Python Forum

Full Version: Creating matrix counting words in list of strings
You're currently viewing a stripped down version of our content. View the full version with proper formatting.
I have a dataframe (over 1m rows) where one of the columns contains a different sentence in each row.

I would like to create a 2-column array where the first column contains every word that appears in any sentence and the second column is a count of the number of times it appears in total.
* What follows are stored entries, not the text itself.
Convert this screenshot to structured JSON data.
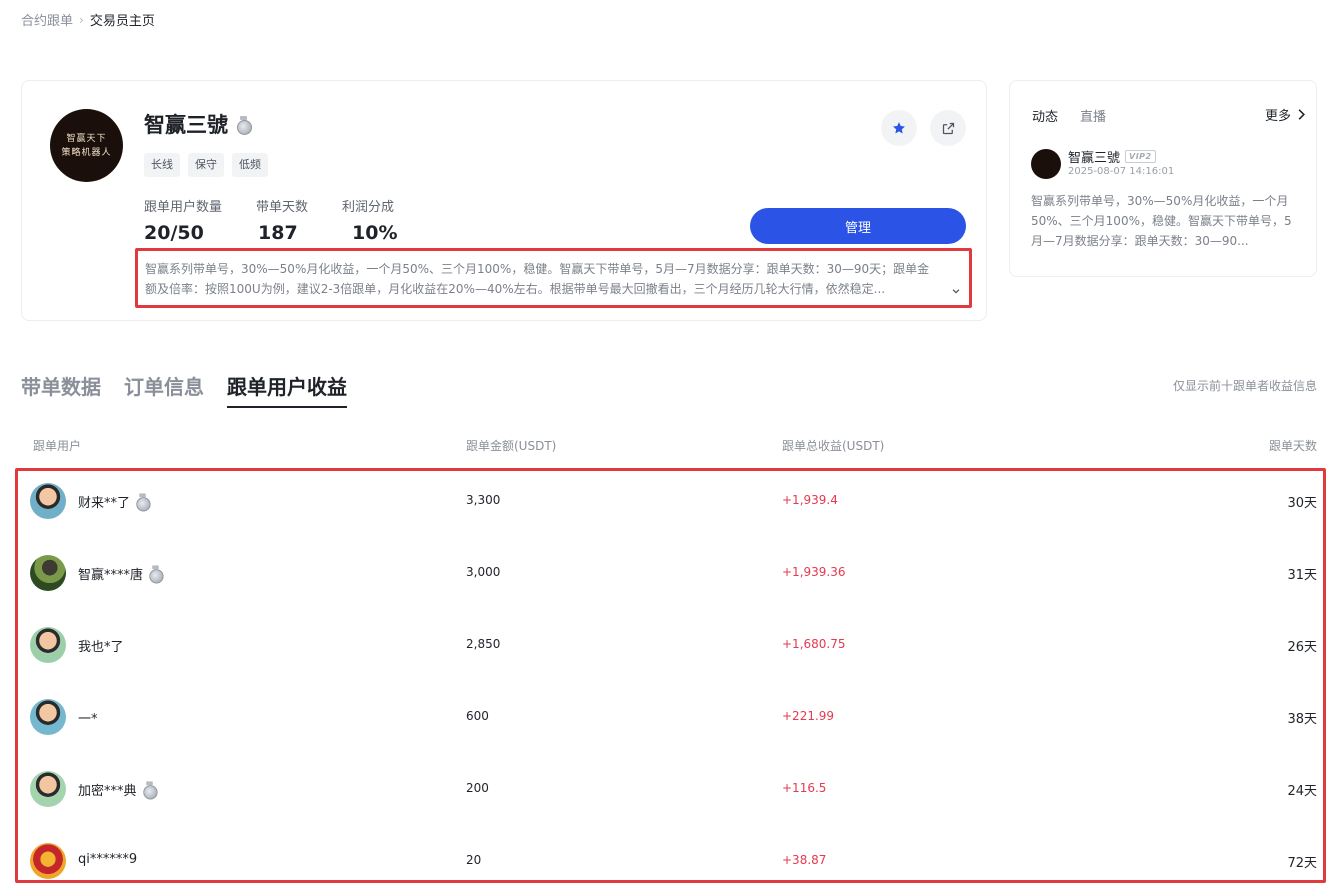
{
  "breadcrumb": {
    "parent": "合约跟单",
    "current": "交易员主页"
  },
  "trader": {
    "avatar_line1": "智赢天下",
    "avatar_line2": "策略机器人",
    "name": "智赢三號",
    "tags": [
      "长线",
      "保守",
      "低频"
    ],
    "stats": [
      {
        "label": "跟单用户数量",
        "value": "20/50"
      },
      {
        "label": "带单天数",
        "value": "187"
      },
      {
        "label": "利润分成",
        "value": "10%"
      }
    ],
    "manage_label": "管理",
    "description": "智赢系列带单号，30%—50%月化收益，一个月50%、三个月100%，稳健。智赢天下带单号，5月—7月数据分享：跟单天数：30—90天；跟单金额及倍率：按照100U为例，建议2-3倍跟单，月化收益在20%—40%左右。根据带单号最大回撤看出，三个月经历几轮大行情，依然稳定..."
  },
  "feed": {
    "tabs": [
      "动态",
      "直播"
    ],
    "more_label": "更多",
    "post": {
      "author": "智赢三號",
      "badge": "VIP2",
      "time": "2025-08-07 14:16:01",
      "text": "智赢系列带单号，30%—50%月化收益，一个月50%、三个月100%，稳健。智赢天下带单号，5月—7月数据分享：跟单天数：30—90..."
    }
  },
  "sections": {
    "tabs": [
      "带单数据",
      "订单信息",
      "跟单用户收益"
    ],
    "active_index": 2,
    "note": "仅显示前十跟单者收益信息"
  },
  "table": {
    "headers": [
      "跟单用户",
      "跟单金额(USDT)",
      "跟单总收益(USDT)",
      "跟单天数"
    ],
    "rows": [
      {
        "user": "财来**了",
        "medal": true,
        "amount": "3,300",
        "profit": "+1,939.4",
        "days": "30天"
      },
      {
        "user": "智赢****唐",
        "medal": true,
        "amount": "3,000",
        "profit": "+1,939.36",
        "days": "31天"
      },
      {
        "user": "我也*了",
        "medal": false,
        "amount": "2,850",
        "profit": "+1,680.75",
        "days": "26天"
      },
      {
        "user": "一*",
        "medal": false,
        "amount": "600",
        "profit": "+221.99",
        "days": "38天"
      },
      {
        "user": "加密***典",
        "medal": true,
        "amount": "200",
        "profit": "+116.5",
        "days": "24天"
      },
      {
        "user": "qi******9",
        "medal": false,
        "amount": "20",
        "profit": "+38.87",
        "days": "72天"
      }
    ]
  },
  "colors": {
    "accent": "#2b54e6",
    "profit": "#e6394e",
    "highlight": "#e0393e"
  }
}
I've written the following functions (pulling the relevant column in as 'data', which do work but are very slow if I take in more than about 100,000 rows. Is there a more efficient way to do what I want?

def TextToArray(Q):
    return Q.split()

def CreateWordList(data):
    
    m=len(data)
    
    import numpy as np
    words = np.empty(shape=0,dtype=str)
    temp_string = ''
    for i in range(m):
        temp_string = temp_string + ' ' + data[i]
    words=TextToArray(temp_string)

    words, count = np.unique(words,return_counts=True)
    
    result = np.append(words,counts,axis=1)

    return words
First, you have some extra stuff going on that doesn't actually do anything (line 9 for instance creates an empty container and is overwritten before use). Lines 10 through 13 can be done on a single line using str.join(). Here's a rewritten version:

import numpy as np

def CreateWordList(data):
    words, count = np.unique(' '.join(data).split(),return_counts=True)
    result = np.append(words,counts,axis=1)

    return words
The function returns words, but I believe it should be returning result. If that's correct, then we can do this:

import numpy as np

def CreateWordList(data):
    words, count = np.unique(' '.join(data).split(),return_counts=True)
    return np.append(words,counts,axis=1)
Now, this methodology will always have issues because we're combining 1M+ strings into one and then processing it. You may get better performance with collections.Counter instead of numpy since we can put each string through Counter and still get the desired result:

import collections

def create_word_list(data):
    count = collections.Counter()
    for words in data:
        count.update(words.split())

    return count
You could also write the script to employ multithreading and update a master counter with each return from create_word_list(). That master count would need a lock added to it for thread safety.
Thank you.

Yes, I did mean to return result. To be honest, this was an edit of the actual code for the purposes of this question and I just overlooked changing this.

Merry Christmas!